Pero sin duda, el resultado más notable de la Política de Defensa y Seguridad Democrática, ha sido la reducción de los delitos de mayor impacto social y económico, particularmente de homicidios y secuestros. En homicidios, se invirtió la tendencia creciente de más de una década y el número de casos anuales se redujo 37.4% pasando de casi 29 mil en 2002 a 18 mil en 2005, el nivel más bajo de los últimos 18 años. Esto significó, la reducción de la tasa de homicidios de 66 por cada 100 mil habitantes en 2002 a 39 por cada 100 mil habitantes en 2005, lo que igualmente representa la cifra más baja en 18 años.
El secuestro también experimentó una tendencia decreciente durante el gobierno del presidente Uribe, el número de secuestros totales registrados en 2005 fue el nivel más bajo en los últimos 8 años y representa una disminución de 73.2% con respecto a los 2.986 casos observados durante el 2002. En cuanto el secuestro extorsivo, delito íntimamente ligado a la financiación de las organizaciones armadas, se observa una reducción del 80% entre 2002 y 2005 pasando de casi 2 mil casos a menos de 400.

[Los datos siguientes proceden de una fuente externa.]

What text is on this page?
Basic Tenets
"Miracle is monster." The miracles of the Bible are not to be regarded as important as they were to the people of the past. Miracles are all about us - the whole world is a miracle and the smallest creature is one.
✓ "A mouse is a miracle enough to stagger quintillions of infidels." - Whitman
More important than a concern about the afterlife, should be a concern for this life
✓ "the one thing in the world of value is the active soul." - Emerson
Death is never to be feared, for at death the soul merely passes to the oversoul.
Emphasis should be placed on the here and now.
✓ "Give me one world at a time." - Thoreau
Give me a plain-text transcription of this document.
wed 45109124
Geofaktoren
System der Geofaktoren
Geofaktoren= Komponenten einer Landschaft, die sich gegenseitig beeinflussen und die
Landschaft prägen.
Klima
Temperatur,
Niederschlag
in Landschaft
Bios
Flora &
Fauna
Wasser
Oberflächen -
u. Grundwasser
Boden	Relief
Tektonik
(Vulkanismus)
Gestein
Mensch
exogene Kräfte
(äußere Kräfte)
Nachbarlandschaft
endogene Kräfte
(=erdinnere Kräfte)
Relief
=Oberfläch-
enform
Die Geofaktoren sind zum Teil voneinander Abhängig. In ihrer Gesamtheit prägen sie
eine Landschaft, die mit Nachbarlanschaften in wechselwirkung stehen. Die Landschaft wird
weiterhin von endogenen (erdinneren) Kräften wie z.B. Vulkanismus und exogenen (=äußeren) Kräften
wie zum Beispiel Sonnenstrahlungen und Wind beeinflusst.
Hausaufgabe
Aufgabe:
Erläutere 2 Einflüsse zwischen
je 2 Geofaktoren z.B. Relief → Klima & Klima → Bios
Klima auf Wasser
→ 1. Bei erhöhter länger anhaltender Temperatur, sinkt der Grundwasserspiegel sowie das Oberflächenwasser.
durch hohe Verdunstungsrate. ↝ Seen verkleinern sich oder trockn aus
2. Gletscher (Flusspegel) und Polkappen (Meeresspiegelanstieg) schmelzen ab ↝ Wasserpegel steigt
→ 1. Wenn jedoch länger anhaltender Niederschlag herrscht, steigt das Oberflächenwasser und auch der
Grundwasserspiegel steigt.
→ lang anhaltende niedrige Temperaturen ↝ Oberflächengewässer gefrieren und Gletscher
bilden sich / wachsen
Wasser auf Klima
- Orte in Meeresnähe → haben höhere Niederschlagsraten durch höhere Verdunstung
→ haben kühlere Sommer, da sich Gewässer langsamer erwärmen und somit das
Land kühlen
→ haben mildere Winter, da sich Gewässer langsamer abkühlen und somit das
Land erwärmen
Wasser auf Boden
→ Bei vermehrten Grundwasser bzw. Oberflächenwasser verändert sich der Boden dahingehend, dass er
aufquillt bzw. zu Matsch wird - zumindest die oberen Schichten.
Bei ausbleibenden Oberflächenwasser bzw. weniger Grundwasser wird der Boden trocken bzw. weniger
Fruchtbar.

Otros aspectos de suma importancia a resaltar son144: entre 2002 y 2005, la línea de pobreza pasó de 57% a 49.2%, la línea de indigencia pasó de 20.7% a 14.7%, la tasa de desempleo promedio pasó de 15.7% a 11.8%, el crecimiento del PIB pasó de 2.4% a 5.75%, la inversión privada paso de 7.8% a 14.9%, el porcentaje de los empresarios que mantiene buenas expectativas de inversión pasó de menos 18% a 35%, el nivel más alto desde 1994, la tasa de homicidios pasó de 66% a 39.2%, la más baja de los últimos 20 años, el secuestro pasó de 2.986 a 800 casos, el más bajo desde 1996.
144 Informe al Congreso. Álvaro Uribe Vélez, 20 de julio de 2006. Disponible en:
Así, y tal vez sea el gran mérito de la Política de Defensa y Seguridad Democrática del actual gobierno, es haber mejorado la percepción sobre la seguridad interna. Los colombianos, en general, se sienten más seguros que hace unos años y la comunidad internacional, los inversionistas, empresarios, medios de comunicación, entre otros, igualmente perciben que hay una mejoría sustancial en la seguridad dentro del país. Entre otros aspecto, el volumen del tráfico por carreteras se ha incrementado de manera notoria, aumentando el turismo y reactivando la economía entre municipios y departamentos.
Desde el punto de vista político, se reconoce el logro de haber desmovilizado y desarmado cerca de treinta mil combatientes y auxiliadores de los paramilitares en un proceso que fue más un sometimiento a la justicia que una negociación política de paz. El marco jurídico de la desmovilización, la Ley de Justicia y Paz, fue determinado de manera soberana por el Congreso, sin ningún tipo de consulta o transacción con los jefes paramilitares. De esta manera y, como resultado de la tregua de los paramilitares, el país se ahorró varios miles de homicidios, centenares de secuestros y decenas de miles de desplazamientos forzosos. El balance humanitario es altamente positivo y, pese a muchos inconvenientes del proceso, los líderes de las autodefensas o grupos paramilitares, se encuentran hoy en cárceles del país sometidos a las leyes penales vigentes, obligados a confesar la verdad de sus crímenes y a reparar a sus víctimas. Lo anterior sin duda, representa un inmenso triunfo político del Estado.